It is funny how certain posts that I wouldn’t imagine would be that popular end up being some of the most widely read and the ones I get the most contacts about. This was the case with my post and video about the bicycle mount I built for my 2009 Honda Fit. So, here is an explanation about how I built it.
First, you need to measure the floor space in the back of your Fit. For my 2009 Fit, there is a special floor rail system for adding aftermarket accessory holders. I measured the floor space between those rails and from the back of the rear seats to back door. Once I had my measurements, I went to a hardware store and got a board about an eighth of an inch thick. I cut it according to the dimensions I had measured and then moved to the next step. Click on the images to see a larger version.

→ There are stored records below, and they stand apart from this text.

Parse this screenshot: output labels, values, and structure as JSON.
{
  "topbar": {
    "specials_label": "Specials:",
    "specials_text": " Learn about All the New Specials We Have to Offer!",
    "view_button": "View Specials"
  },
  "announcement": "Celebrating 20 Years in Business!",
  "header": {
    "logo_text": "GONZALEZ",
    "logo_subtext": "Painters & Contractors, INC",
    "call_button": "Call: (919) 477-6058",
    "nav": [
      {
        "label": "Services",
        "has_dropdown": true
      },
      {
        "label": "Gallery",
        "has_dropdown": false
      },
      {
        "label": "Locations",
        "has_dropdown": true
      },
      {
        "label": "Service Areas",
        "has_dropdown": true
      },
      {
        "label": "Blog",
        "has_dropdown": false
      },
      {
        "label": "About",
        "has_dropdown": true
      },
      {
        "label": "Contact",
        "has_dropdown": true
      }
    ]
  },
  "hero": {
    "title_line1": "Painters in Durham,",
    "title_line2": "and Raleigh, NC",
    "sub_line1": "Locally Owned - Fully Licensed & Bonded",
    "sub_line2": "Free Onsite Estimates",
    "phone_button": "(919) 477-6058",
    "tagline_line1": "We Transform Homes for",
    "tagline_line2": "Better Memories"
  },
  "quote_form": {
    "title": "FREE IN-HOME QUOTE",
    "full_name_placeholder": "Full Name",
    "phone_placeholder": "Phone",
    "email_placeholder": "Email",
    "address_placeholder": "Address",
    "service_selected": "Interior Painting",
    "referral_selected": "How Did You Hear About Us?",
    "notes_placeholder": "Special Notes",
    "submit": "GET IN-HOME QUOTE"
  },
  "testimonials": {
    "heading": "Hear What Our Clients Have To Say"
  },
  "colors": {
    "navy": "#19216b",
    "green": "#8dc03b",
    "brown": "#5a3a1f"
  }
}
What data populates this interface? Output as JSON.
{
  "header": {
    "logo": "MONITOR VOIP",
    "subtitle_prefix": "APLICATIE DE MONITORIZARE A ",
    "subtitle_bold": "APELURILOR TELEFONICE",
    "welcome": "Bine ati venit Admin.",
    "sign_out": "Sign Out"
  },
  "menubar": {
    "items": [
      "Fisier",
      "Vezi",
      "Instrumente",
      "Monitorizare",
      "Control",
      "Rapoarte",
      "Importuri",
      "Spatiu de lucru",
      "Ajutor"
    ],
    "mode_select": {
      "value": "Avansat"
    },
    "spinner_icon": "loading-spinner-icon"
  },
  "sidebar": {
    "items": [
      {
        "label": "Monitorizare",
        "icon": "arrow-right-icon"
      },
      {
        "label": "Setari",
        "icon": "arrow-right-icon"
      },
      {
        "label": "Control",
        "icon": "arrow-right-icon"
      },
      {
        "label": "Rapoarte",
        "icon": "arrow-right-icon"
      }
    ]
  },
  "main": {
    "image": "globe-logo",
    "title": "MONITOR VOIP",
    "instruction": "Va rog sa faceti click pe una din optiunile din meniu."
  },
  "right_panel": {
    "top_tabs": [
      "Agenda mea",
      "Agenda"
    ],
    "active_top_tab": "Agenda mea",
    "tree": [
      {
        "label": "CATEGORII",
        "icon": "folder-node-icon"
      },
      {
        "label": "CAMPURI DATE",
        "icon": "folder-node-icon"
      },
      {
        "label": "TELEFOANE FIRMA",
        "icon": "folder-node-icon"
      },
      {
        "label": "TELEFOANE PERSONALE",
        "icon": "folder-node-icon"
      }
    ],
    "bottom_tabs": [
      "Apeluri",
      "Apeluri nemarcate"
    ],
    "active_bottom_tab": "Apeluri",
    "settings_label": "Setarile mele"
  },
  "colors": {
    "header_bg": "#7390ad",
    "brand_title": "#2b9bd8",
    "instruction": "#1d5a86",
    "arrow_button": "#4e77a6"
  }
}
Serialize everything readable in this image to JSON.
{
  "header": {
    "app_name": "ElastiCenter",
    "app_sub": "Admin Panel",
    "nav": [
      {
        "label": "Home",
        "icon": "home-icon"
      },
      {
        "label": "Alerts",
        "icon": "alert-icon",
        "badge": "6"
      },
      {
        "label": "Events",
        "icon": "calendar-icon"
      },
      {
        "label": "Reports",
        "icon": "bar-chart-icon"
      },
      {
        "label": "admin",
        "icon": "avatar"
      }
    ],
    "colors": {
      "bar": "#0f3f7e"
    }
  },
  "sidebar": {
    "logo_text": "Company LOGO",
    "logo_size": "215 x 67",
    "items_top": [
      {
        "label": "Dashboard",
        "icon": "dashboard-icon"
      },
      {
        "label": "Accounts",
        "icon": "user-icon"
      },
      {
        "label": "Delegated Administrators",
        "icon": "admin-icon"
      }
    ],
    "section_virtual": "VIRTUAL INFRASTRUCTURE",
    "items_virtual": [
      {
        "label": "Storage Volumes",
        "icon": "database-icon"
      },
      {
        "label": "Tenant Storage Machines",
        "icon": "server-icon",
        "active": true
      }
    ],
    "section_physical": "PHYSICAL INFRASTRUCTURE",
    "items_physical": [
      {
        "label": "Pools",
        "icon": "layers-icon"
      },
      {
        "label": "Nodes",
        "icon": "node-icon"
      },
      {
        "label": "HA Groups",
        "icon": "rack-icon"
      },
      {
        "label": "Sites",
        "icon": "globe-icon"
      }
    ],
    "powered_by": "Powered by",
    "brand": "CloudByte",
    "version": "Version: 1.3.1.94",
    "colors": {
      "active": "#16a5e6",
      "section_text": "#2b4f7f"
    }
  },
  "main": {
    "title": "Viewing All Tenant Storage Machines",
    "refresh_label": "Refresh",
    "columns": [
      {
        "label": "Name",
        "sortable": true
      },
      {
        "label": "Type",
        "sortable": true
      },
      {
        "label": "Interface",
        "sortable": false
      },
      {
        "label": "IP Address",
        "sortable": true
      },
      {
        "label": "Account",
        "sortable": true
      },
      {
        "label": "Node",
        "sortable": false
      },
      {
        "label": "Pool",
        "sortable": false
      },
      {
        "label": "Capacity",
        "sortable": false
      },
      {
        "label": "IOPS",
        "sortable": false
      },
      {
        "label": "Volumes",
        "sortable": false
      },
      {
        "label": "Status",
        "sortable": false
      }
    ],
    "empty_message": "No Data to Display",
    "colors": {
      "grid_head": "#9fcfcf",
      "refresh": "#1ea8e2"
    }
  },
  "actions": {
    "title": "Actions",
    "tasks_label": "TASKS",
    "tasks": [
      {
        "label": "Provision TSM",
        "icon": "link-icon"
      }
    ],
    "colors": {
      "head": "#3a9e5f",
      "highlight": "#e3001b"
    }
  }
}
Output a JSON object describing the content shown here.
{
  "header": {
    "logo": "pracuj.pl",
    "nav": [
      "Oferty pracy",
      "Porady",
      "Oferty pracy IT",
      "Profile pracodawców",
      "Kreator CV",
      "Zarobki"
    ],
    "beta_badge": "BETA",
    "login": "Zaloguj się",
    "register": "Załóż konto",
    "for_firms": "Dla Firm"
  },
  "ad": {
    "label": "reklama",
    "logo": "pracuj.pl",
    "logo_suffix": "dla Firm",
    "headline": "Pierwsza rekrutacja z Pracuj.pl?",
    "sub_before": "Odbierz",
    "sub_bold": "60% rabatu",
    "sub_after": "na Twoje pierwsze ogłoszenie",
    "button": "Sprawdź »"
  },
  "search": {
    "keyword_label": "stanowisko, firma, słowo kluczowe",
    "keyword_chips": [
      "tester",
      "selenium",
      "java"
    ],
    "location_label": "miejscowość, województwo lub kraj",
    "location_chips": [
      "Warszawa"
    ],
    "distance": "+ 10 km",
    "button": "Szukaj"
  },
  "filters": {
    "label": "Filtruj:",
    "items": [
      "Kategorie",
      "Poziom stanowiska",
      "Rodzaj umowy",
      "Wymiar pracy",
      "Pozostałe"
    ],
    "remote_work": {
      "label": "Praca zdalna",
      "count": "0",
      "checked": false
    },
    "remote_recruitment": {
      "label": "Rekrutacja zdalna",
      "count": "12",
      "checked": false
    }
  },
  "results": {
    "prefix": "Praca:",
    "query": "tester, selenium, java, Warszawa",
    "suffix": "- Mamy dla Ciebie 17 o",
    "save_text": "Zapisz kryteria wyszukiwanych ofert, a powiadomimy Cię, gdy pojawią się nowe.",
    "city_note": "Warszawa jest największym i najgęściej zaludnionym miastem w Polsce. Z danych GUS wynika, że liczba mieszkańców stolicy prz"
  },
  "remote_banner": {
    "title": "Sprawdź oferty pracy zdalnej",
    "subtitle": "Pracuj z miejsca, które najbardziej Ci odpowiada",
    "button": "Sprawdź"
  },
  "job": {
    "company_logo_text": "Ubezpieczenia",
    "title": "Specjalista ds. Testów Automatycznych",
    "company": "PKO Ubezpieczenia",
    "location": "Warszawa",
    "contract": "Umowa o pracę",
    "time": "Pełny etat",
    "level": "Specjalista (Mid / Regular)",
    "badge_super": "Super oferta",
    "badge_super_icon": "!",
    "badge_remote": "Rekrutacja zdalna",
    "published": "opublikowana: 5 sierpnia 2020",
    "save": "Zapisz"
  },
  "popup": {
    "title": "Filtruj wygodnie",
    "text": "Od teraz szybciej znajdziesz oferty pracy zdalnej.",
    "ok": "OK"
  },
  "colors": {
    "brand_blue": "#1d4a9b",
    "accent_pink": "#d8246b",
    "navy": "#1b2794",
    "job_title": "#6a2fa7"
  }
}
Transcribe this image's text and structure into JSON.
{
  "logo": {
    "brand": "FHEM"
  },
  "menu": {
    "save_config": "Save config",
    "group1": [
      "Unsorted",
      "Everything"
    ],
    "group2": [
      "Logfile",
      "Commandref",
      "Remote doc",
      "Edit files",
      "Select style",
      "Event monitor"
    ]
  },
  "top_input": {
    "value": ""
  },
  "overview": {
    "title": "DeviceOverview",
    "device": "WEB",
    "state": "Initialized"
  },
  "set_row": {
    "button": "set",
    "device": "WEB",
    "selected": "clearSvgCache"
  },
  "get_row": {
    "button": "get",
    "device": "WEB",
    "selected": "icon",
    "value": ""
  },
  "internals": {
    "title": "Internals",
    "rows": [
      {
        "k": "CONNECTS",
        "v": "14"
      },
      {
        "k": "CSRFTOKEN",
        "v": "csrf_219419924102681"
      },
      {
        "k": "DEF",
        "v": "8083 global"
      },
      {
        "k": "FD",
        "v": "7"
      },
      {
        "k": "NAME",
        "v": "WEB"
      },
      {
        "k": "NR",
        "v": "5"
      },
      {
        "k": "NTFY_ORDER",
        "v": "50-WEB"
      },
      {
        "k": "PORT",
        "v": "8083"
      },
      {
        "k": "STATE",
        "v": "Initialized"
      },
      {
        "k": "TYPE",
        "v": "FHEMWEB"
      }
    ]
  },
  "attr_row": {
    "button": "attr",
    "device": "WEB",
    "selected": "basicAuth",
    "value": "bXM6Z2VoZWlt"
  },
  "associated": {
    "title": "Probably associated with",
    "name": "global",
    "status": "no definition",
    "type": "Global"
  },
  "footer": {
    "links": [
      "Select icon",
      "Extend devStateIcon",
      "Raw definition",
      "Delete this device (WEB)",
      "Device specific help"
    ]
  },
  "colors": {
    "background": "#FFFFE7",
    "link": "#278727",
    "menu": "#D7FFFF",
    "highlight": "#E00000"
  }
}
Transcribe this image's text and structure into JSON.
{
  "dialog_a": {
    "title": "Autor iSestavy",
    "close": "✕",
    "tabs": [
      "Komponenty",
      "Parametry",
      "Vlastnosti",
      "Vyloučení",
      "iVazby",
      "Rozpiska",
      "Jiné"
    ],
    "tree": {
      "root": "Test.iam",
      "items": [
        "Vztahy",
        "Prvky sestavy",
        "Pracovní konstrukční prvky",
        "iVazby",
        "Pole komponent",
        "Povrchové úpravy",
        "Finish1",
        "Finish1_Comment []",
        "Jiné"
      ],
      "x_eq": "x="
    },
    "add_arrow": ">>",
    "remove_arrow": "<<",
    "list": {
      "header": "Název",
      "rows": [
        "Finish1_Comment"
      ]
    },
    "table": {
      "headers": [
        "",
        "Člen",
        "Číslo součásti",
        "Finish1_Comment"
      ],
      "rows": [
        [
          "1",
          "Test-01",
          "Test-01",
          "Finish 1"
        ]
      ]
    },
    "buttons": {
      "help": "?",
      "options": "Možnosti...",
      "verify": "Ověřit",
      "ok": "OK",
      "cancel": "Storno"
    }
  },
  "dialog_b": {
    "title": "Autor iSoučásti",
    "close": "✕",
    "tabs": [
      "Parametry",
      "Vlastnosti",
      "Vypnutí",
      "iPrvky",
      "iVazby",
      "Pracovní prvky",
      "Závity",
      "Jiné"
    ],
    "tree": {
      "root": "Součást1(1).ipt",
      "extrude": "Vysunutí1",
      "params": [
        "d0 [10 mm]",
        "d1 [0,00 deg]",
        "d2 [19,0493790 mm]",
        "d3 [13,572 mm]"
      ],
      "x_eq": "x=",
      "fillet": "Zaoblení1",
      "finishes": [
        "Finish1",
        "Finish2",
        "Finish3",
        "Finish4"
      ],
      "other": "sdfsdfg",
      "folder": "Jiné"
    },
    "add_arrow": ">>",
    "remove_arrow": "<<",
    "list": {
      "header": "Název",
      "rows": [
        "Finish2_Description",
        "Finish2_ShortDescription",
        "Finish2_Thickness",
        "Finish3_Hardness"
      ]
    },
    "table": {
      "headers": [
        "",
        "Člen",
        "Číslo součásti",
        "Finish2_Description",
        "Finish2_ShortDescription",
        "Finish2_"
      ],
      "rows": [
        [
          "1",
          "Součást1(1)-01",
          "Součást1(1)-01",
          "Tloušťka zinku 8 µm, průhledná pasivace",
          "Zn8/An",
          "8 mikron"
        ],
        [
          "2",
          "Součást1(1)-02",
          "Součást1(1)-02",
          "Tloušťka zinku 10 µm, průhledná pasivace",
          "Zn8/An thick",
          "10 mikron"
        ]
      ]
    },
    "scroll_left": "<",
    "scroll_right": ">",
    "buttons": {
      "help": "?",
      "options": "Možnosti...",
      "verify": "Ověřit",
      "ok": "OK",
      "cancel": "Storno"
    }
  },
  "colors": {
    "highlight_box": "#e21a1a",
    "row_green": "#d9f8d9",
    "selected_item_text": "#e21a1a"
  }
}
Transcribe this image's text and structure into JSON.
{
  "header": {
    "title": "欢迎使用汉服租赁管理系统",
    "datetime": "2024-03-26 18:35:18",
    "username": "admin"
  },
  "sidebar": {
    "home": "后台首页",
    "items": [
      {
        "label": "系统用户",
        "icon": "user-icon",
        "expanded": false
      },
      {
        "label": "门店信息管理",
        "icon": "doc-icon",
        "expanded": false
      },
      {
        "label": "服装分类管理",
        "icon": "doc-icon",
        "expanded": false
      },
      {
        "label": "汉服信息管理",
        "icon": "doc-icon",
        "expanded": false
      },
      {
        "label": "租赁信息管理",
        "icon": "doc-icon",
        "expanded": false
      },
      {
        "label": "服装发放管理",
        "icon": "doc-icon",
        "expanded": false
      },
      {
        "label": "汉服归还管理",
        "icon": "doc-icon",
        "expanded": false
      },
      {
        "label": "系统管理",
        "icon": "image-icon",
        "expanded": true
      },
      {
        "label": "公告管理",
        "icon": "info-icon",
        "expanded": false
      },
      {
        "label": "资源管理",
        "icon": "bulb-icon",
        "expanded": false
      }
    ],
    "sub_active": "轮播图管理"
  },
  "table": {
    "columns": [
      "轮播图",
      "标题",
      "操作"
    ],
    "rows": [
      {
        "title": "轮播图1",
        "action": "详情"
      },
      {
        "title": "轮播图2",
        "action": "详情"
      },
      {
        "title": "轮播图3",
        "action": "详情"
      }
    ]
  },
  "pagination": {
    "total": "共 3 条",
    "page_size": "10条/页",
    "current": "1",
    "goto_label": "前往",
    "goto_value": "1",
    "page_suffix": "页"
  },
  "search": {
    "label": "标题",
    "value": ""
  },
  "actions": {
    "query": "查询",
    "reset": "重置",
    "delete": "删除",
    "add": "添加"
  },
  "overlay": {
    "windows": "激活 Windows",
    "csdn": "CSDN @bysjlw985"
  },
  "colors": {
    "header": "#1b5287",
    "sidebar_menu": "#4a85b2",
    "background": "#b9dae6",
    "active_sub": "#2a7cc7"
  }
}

The 2009 Honda Fit bike accessory
That next step was to place the board in the back of the car, place my bike in the back without its front wheel, and then mark on the board where the fork rested. I did this by connecting the fork mount to the fork and drawing a line around where it rested. I actually had two fork mounts and it is possible to put two bikes there, but for now I only have one.
Attach the fork mount to the platform
I then removed the board and marked the holes where the fork mount would be attached. For my $14 Hollywood mount, I needed three bolts and nuts. After marking the holes, I painted the board flat black and then attached the mount to the board with the bolts. I made sure the heads were on the bottom and the nuts on the top. This allowed the board to lay as flat as possible.
Make sure the bolt heads are on the bottom
I’m sure an engineer would tell me I need some washers or something, but I felt pretty secure with having the three bolts holding the fork down and the large board makes for a very stable base for the system. I have been able to take my bike around without having any bungee cords or ties holding it down. The platform is really quite stable and holds the bike firmly.
Slide platform into the floor mounts
You then just slide the platform into the back of the car. You can keep it there with the seats up or down, or you can easily remove it. One of the things I plan to do is cover the platform with some black industrial carpet. I’ve found some at Home Depot that looks very much like the Honda’s carpet. A rubber mat might also be a good idea.
Ta da! It fits perfectly!
I find that when I put my bike in, I have to angle the rear wheel towards the outside of the front seats. I have an aftermarket armrest with a storage compartment. That takes just enough space from between the two front seats to keep from being able to put the rear wheel there. I know that before I added the arm console, I could put my bike in straight back and not impede my arm movement.
The floor rails also have a hook for securing the bike(s)
Of course, there are other ways to secure your bike if you want to. In the upper right corner of the above photo, you can see a hook for the aftermarket cargo net. It also works as a good connector for your bungee cord or whatever else you want to use to secure your bike. In the picture, you can also see the floor rails that I mentioned earlier.
I intentionally didn’t give any exact measurements (other than the thickness of the board) because you need to measure twice and cut once! Just in case your model doesn’t match mine, I don’t want to get blamed for your frustrations. Really, once you have the measurements, it is pretty straight forward.
This system appealed to me because 1) the larger base makes the entire system more stable, 2) using the wider, but thinner board gives me maximum height for placing the bike in the car, and 3) once I get the carpet on the platform, a person would think I had attached the fork mount to the floor — it just looks cool.